What I learned in 2010: “Mad Men” will never replace “ThirtySomething”

What I learned in 2010: “Mad Men” will never replace “ThirtySomething”

Darren Easton

Darren Easton

As the Vice President and Creative Director of The Cyphers Agency, Darren Easton believes in creating strategically sound campaign work.

When I was in college trying to decide what career path to take, ABC’s TV series “ThirtySomething” pointed the way. Barely in my twenties, I wasn’t thinking much about the importance of family and friends — even if subconsciously it made an impression. But when Michael and Elliot left for work and walked into that agency, something about it excited me. The rest of my career story is history; I’ve been an ad man ever since.

ThirtySomething_Mad_Men

That was the last time advertising as an occupation was successfully portrayed to the masses on the small screen. Then along came “Mad Men”. There once was a time when mindless, “getting to know you” chit-chat started with talking about the weather. Nowadays when someone finds out what I do for a living, I hear “do you watch ‘Mad Men?’”

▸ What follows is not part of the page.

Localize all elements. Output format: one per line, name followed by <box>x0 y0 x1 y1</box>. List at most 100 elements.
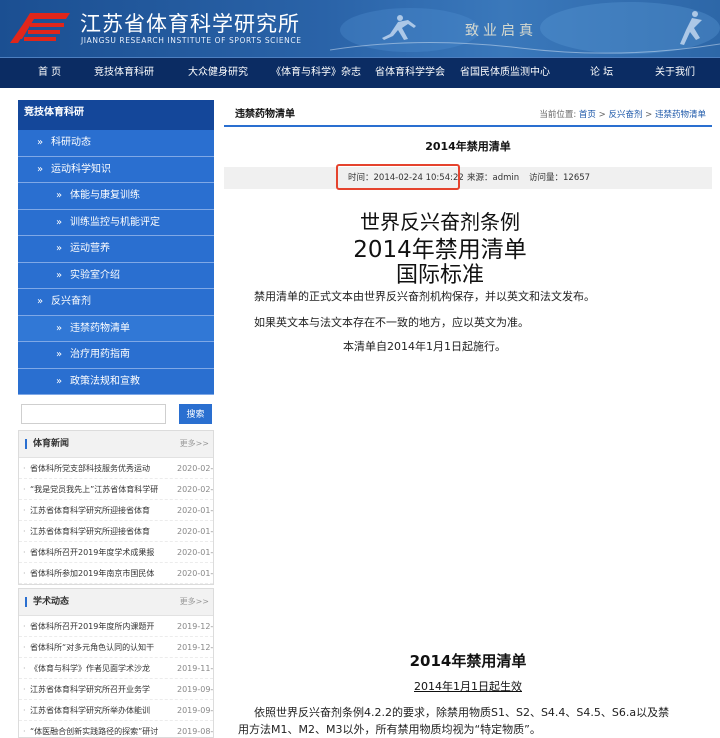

Of course, I watch it. Before I got wrapped up in the seedy storyline, I hung in there waiting for the 5-10 minutes of the show that they actually talked advertising. I was once proud that it was so successful because I thought it was showcasing my profession. Apparently what it showcases is how terrible the men in this profession actually were as human beings. People actually ask me if I drink all day, have long lunches and nudge me, making reference to how much strange I probably get on the side. Yes, I am a CD, but that does not make me Don Draper.

I long for the days when people didn’t know much about what I actually do. Until “Mad Men”, my mom actually thought I sat around drawing all day. Now my mom thinks I’m a raging alcoholic with no scruples. “Mad Men” may get me cut out of her will, for God’s sake. A lack of ethics would propel “ThirtySomething’s” Michael into periods of self-reflection and depression. Don Draper and crew thrive on having no morals. Now, instead of asking or caring what I do, people believe a TV show that takes place before I was even born.

Now, back to those 5-10 minutes of the show where they actually talk advertising. Pitching ideas is a big part of my job, so I love whenever they pitch the Kodaks and Hiltons of the world. But, how those ads come about is another trivialization of what advertising is all about: strategy. We don’t just toss around random, hokie tag lines that would appeal to all men age 25-40. There has to be a reason behind every big idea – a USP that drives every thought. Michael and Elliott sat in that office shooting Nerf hoops for hours on end, discussing the dramatizing of a clients’ differentiation and how to make it so dramatic it would stick in your cerebral cortex and never leak out.

Don’t get me wrong, as a professional, “Mad Men” does inspire me in one ironically, unrealistic Hollywood kind of way. I admire the swagger in their step and the conviction for their talent. The amount of moxie oozing from these ad men allows them to gladly dismiss any client that doesn’t believe in the strength of their ideas. Something I, Elliott, Michael and all ad men throughout time wish they could afford to do. I’ve done it only a few times but I’ve done it nicely without a cigarette and a glass of scotch in hand. I’ve allowed clients to beat me down and disrespect my talent more times than I care to mention. Why?…because of the things that really matter: my career, my family and a personal belief that I am good at what I do. Michael and Elliott were good men. They knew that their jobs wouldn’t love them back. Only friends and family will.

Until the next advertising drama comes to TV, “Mad Men” is the label for all CD’s regardless of the people we really are. “ThirtySomething” defined the ad man I would become. “Mad Men” defined the ad man people think I am.